Some time after, Madriaga was accused of perpetrating the 2022 kidnapping of two Chinese nationals, and was later arrested alongside Jaime M. Patano and four others by the PNP Anti-Kidnapping Group in Cainta, Rizal on July 12, 2023 and brought to Camp Bagong Diwa in Taguig under the Bureau of Jail Management and Penology (BJMP). Immediately after Madriaga's arrest, Roque filmed a video congratulating the PNP Anti-Kidnapping Group for arresting "a truly shameless kidnapper that is Ramil Madriaga". Madriaga later recounted his feeling of betrayal: "that despite all my efforts to support Sara - to the extent of even committing high-risk acts for her and her family, she did not lift a finger to stop Harry Roque, who is her known ally and supporter, from filing the unfounded kidnapping case against me."

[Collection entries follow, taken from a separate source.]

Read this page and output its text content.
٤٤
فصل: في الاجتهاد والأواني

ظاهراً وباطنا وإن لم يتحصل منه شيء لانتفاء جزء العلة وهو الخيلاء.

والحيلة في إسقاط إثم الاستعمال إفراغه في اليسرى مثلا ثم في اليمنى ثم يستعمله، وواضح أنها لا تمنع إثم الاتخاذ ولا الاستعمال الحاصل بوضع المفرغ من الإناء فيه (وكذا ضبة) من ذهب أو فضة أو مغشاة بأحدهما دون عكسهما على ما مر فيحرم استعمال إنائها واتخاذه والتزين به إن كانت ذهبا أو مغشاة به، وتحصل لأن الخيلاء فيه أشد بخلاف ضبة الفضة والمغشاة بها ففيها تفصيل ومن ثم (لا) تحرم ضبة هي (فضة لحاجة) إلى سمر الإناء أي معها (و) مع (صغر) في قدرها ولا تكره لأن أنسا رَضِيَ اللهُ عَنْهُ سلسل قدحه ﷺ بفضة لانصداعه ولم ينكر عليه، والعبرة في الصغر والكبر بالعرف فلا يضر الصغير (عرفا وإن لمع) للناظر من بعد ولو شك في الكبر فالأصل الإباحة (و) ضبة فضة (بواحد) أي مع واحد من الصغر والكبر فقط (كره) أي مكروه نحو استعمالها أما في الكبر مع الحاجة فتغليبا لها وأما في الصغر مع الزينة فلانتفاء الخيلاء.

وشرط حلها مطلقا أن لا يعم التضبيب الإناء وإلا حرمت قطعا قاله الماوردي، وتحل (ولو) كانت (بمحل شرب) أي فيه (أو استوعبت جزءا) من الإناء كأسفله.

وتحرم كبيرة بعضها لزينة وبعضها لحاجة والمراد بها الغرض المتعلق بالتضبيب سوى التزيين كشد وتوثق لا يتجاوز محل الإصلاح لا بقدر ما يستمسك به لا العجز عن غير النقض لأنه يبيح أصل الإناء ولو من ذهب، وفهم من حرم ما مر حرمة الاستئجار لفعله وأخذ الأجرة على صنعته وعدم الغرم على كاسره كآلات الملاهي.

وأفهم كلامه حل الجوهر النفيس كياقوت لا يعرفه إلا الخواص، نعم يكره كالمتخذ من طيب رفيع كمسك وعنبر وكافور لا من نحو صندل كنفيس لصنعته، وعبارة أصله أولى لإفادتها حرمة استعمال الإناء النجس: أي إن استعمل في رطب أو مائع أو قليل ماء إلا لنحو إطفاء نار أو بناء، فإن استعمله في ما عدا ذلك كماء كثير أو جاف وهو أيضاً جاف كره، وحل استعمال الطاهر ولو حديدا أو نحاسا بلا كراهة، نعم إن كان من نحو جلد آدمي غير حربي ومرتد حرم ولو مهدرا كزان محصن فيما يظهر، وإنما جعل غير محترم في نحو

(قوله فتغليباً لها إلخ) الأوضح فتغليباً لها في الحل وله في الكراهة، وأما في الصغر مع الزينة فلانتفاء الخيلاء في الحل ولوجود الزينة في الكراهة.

===December 2025 affidavit===
In December 2025, Madriaga filed an affidavit dated November 29 before the Office of the Ombudsman alleging that he served under Cols. Raymund Lachica and Dennis Nolasco in the delivery of confidential funds to several point persons, among whom were an aide to a mayor from Laguna and the owner of a Quezon City comedy bar. Aside from the confidential funds, he also claimed that he has personally been engaging in this type of operation for Duterte even prior to her becoming vice president in 2022. Madriaga and his lawyer Raymund Palad claimed that Duterte visited his jail cell twice in October 2025, with the second visit taking place on October 19, a day before Palad visited Madriaga.

==Personal life==
Madriaga is a member of Iglesia ni Cristo. He and his cousin Rosendo were detained at the New Bilibid Prison from 1996 to 2003 as a result of the Vicente Uy kidnapping case, and were only released in March 2003 upon being acquitted by the Supreme Court.

ISIP Pilipinas co-founder Ryan Rey Quilala and his wife Aurea "Rhea" Quilala served as godparents in Madriaga's son's wedding.